The parties settled the next day, August 24th. Sephora agreed to pay a $1.2 million fine and adopt specific compliance measures. Sephora must disclose sales and honor opt-out requests—including those via GPCs. And, for the next two years, Sephora agreed to (1) maintain a program to monitor its compliance with opt-out requests and (2) review its data transfers to ensure they are legal (e.g., do they need and have a service-provider contract). Sephora also must provide regular updates to the government on those efforts.

The same day the AG announced the settlement, he also released an updated list of enforcement examples. Each reflects a situation where the AG notified the company of a violation, and the company cured the issue within 30 days. In the examples, the AG focused on a range of violations across a large swath of industries.

Key Takeaways

  • GPCs must be respected. California has made it clear that companies need to honor GPCs.
  • Website analytics are (likely) sales. You are selling personal information if you transfer personal information to analytics providers, unless you have a service-provider contract with the provider.
  • No business is immune. The AG is not limiting enforcement activity to specific industries or violation types—any violation may trigger an enforcement action.

Action Steps

With the revised CCPA taking effect on January 1, 2023, now is a great time to do a 360-review of your CCPA compliance measures. But if you are looking for a more targeted approach, there are a few specific measures to consider given the AG’s claims against Sephora:

  • Honor GPCs.

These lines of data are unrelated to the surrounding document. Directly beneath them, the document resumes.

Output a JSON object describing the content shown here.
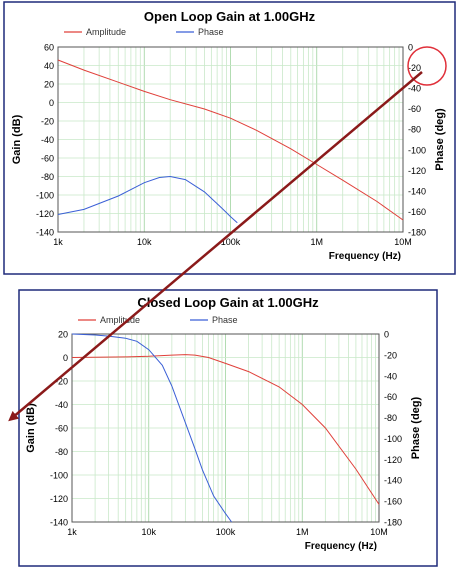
{
  "chart_data": [
    {
      "type": "line",
      "title": "Open Loop Gain at 1.00GHz",
      "xlabel": "Frequency (Hz)",
      "ylabel": "Gain (dB)",
      "y2label": "Phase (deg)",
      "x_scale": "log",
      "xlim": [
        1000,
        10000000
      ],
      "ylim": [
        -140,
        60
      ],
      "y2lim": [
        -180,
        0
      ],
      "x_ticks": [
        {
          "value": 1000,
          "label": "1k"
        },
        {
          "value": 10000,
          "label": "10k"
        },
        {
          "value": 100000,
          "label": "100k"
        },
        {
          "value": 1000000,
          "label": "1M"
        },
        {
          "value": 10000000,
          "label": "10M"
        }
      ],
      "y_ticks": [
        "60",
        "40",
        "20",
        "0",
        "-20",
        "-40",
        "-60",
        "-80",
        "-100",
        "-120",
        "-140"
      ],
      "y2_ticks": [
        "0",
        "-20",
        "-40",
        "-60",
        "-80",
        "-100",
        "-120",
        "-140",
        "-160",
        "-180"
      ],
      "grid": true,
      "legend_position": "top-left",
      "series": [
        {
          "name": "Amplitude",
          "axis": "left",
          "color": "#e0403a",
          "x": [
            1000,
            2000,
            5000,
            10000,
            20000,
            50000,
            100000,
            200000,
            500000,
            1000000,
            2000000,
            5000000,
            10000000
          ],
          "y": [
            46,
            35,
            22,
            12,
            3,
            -7,
            -17,
            -30,
            -50,
            -67,
            -84,
            -107,
            -127
          ]
        },
        {
          "name": "Phase",
          "axis": "right",
          "color": "#3a5fd6",
          "x": [
            1000,
            2000,
            5000,
            10000,
            15000,
            20000,
            30000,
            50000,
            80000,
            100000,
            120000
          ],
          "y": [
            -163,
            -158,
            -145,
            -132,
            -127,
            -126,
            -129,
            -141,
            -157,
            -165,
            -171
          ]
        }
      ]
    },
    {
      "type": "line",
      "title": "Closed Loop Gain at 1.00GHz",
      "xlabel": "Frequency (Hz)",
      "ylabel": "Gain (dB)",
      "y2label": "Phase (deg)",
      "x_scale": "log",
      "xlim": [
        1000,
        10000000
      ],
      "ylim": [
        -140,
        20
      ],
      "y2lim": [
        -180,
        0
      ],
      "x_ticks": [
        {
          "value": 1000,
          "label": "1k"
        },
        {
          "value": 10000,
          "label": "10k"
        },
        {
          "value": 100000,
          "label": "100k"
        },
        {
          "value": 1000000,
          "label": "1M"
        },
        {
          "value": 10000000,
          "label": "10M"
        }
      ],
      "y_ticks": [
        "20",
        "0",
        "-20",
        "-40",
        "-60",
        "-80",
        "-100",
        "-120",
        "-140"
      ],
      "y2_ticks": [
        "0",
        "-20",
        "-40",
        "-60",
        "-80",
        "-100",
        "-120",
        "-140",
        "-160",
        "-180"
      ],
      "grid": true,
      "legend_position": "top-left",
      "series": [
        {
          "name": "Amplitude",
          "axis": "left",
          "color": "#e0403a",
          "x": [
            1000,
            5000,
            10000,
            20000,
            30000,
            40000,
            60000,
            100000,
            200000,
            500000,
            1000000,
            2000000,
            5000000,
            10000000
          ],
          "y": [
            0,
            0.5,
            1,
            2,
            2.5,
            2,
            0,
            -5,
            -12,
            -25,
            -40,
            -60,
            -95,
            -125
          ]
        },
        {
          "name": "Phase",
          "axis": "right",
          "color": "#3a5fd6",
          "x": [
            1000,
            2000,
            3000,
            5000,
            7000,
            10000,
            15000,
            20000,
            30000,
            40000,
            50000,
            70000,
            100000,
            120000
          ],
          "y": [
            0,
            -1,
            -2,
            -4,
            -7,
            -15,
            -30,
            -50,
            -85,
            -110,
            -130,
            -155,
            -172,
            -180
          ]
        }
      ]
    }
  ]
}
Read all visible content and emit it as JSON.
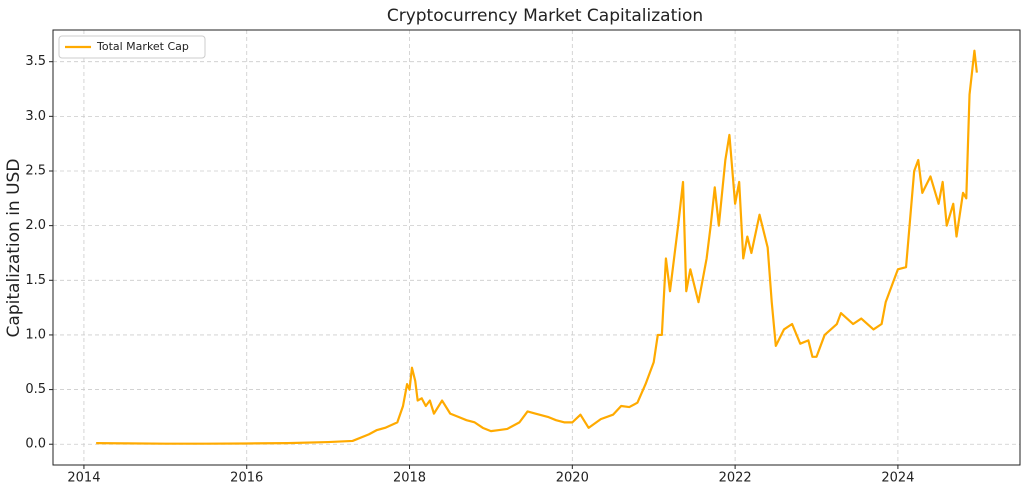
{
  "chart_data": {
    "type": "line",
    "title": "Cryptocurrency Market Capitalization",
    "y_label": "Capitalization in USD",
    "x": [
      2014.15,
      2014.5,
      2015.0,
      2015.5,
      2016.0,
      2016.5,
      2017.0,
      2017.3,
      2017.5,
      2017.6,
      2017.7,
      2017.85,
      2017.92,
      2017.97,
      2018.0,
      2018.03,
      2018.07,
      2018.1,
      2018.15,
      2018.2,
      2018.25,
      2018.3,
      2018.4,
      2018.5,
      2018.6,
      2018.7,
      2018.8,
      2018.9,
      2019.0,
      2019.1,
      2019.2,
      2019.35,
      2019.45,
      2019.55,
      2019.7,
      2019.8,
      2019.9,
      2020.0,
      2020.1,
      2020.2,
      2020.35,
      2020.5,
      2020.6,
      2020.7,
      2020.8,
      2020.9,
      2021.0,
      2021.05,
      2021.1,
      2021.15,
      2021.2,
      2021.3,
      2021.36,
      2021.4,
      2021.45,
      2021.55,
      2021.65,
      2021.7,
      2021.75,
      2021.8,
      2021.88,
      2021.93,
      2022.0,
      2022.05,
      2022.1,
      2022.15,
      2022.2,
      2022.3,
      2022.4,
      2022.45,
      2022.5,
      2022.6,
      2022.7,
      2022.8,
      2022.9,
      2022.95,
      2023.0,
      2023.1,
      2023.25,
      2023.3,
      2023.45,
      2023.55,
      2023.7,
      2023.8,
      2023.85,
      2023.95,
      2024.0,
      2024.1,
      2024.2,
      2024.25,
      2024.3,
      2024.4,
      2024.5,
      2024.55,
      2024.6,
      2024.68,
      2024.72,
      2024.8,
      2024.84,
      2024.88,
      2024.94,
      2024.97
    ],
    "series": [
      {
        "name": "Total Market Cap",
        "color": "#ffaa00",
        "values": [
          0.01,
          0.008,
          0.005,
          0.005,
          0.007,
          0.01,
          0.02,
          0.03,
          0.09,
          0.13,
          0.15,
          0.2,
          0.35,
          0.55,
          0.5,
          0.7,
          0.58,
          0.4,
          0.42,
          0.35,
          0.4,
          0.28,
          0.4,
          0.28,
          0.25,
          0.22,
          0.2,
          0.15,
          0.12,
          0.13,
          0.14,
          0.2,
          0.3,
          0.28,
          0.25,
          0.22,
          0.2,
          0.2,
          0.27,
          0.15,
          0.23,
          0.27,
          0.35,
          0.34,
          0.38,
          0.55,
          0.75,
          1.0,
          1.0,
          1.7,
          1.4,
          2.0,
          2.4,
          1.4,
          1.6,
          1.3,
          1.7,
          2.0,
          2.35,
          2.0,
          2.6,
          2.83,
          2.2,
          2.4,
          1.7,
          1.9,
          1.75,
          2.1,
          1.8,
          1.3,
          0.9,
          1.05,
          1.1,
          0.92,
          0.95,
          0.8,
          0.8,
          1.0,
          1.1,
          1.2,
          1.1,
          1.15,
          1.05,
          1.1,
          1.3,
          1.5,
          1.6,
          1.62,
          2.5,
          2.6,
          2.3,
          2.45,
          2.2,
          2.4,
          2.0,
          2.2,
          1.9,
          2.3,
          2.25,
          3.2,
          3.6,
          3.4
        ]
      }
    ],
    "xlim": [
      2013.62,
      2025.5
    ],
    "ylim": [
      -0.19,
      3.79
    ],
    "xticks": [
      2014,
      2016,
      2018,
      2020,
      2022,
      2024
    ],
    "yticks": [
      {
        "value": 0,
        "label": "0.0"
      },
      0.5,
      {
        "value": 1,
        "label": "1.0"
      },
      1.5,
      {
        "value": 2,
        "label": "2.0"
      },
      2.5,
      {
        "value": 3,
        "label": "3.0"
      },
      3.5
    ],
    "grid": true,
    "legend": "upper left"
  }
}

Verify that your website responds to GPCs. (The California Privacy Protection Agency, which will enforce the CCPA starting January 1, 2023, has also taken the position that companies must honor GPCs.)
  • Execute Service-Provider Contracts. Find and agree to your analytics provider’s service-provider contract to avoid the data transfer qualifying as a sale. (If it is a sale, the analytics may become less accurate because consumers can opt out of being tracked.) Google provides instructions on how to execute their contract. If your provider does not offer such a contract, consider:  
    • Disabling Data Transfers (safe). Consider not using the analytics provider if they do not offer a service-provider contract.
    • Updating Privacy Policy (safer). In lieu of disabling analytics, update your policy to acknowledge the sale and ensure you have an opt-out link on your website.
    • Changing Analytics Settings (riskier). Update your preferences to ensure the analytics provider cannot use the collected personal information for their own purposes. The AG may view that favorably because it captures a key element (limited use) of the service-provider relationship—but since the definition of “service provider” under the CCPA requires a contract, not having one in place poses compliance risks.
  • Monitor Other States. Keep an eye on how regulators in other states interpret their sale restriction. (The states most likely to track California’s approach to analytics are Colorado and Connecticut because they share California’s definition of sale: an exchange for money or valuable consideration [and the California AG focused on the latter prong for his conclusion].)

DISCLAIMER: Because of the generality of this update, the information provided herein may not be applicable in all situations and should not be acted upon without specific legal advice based on particular situations.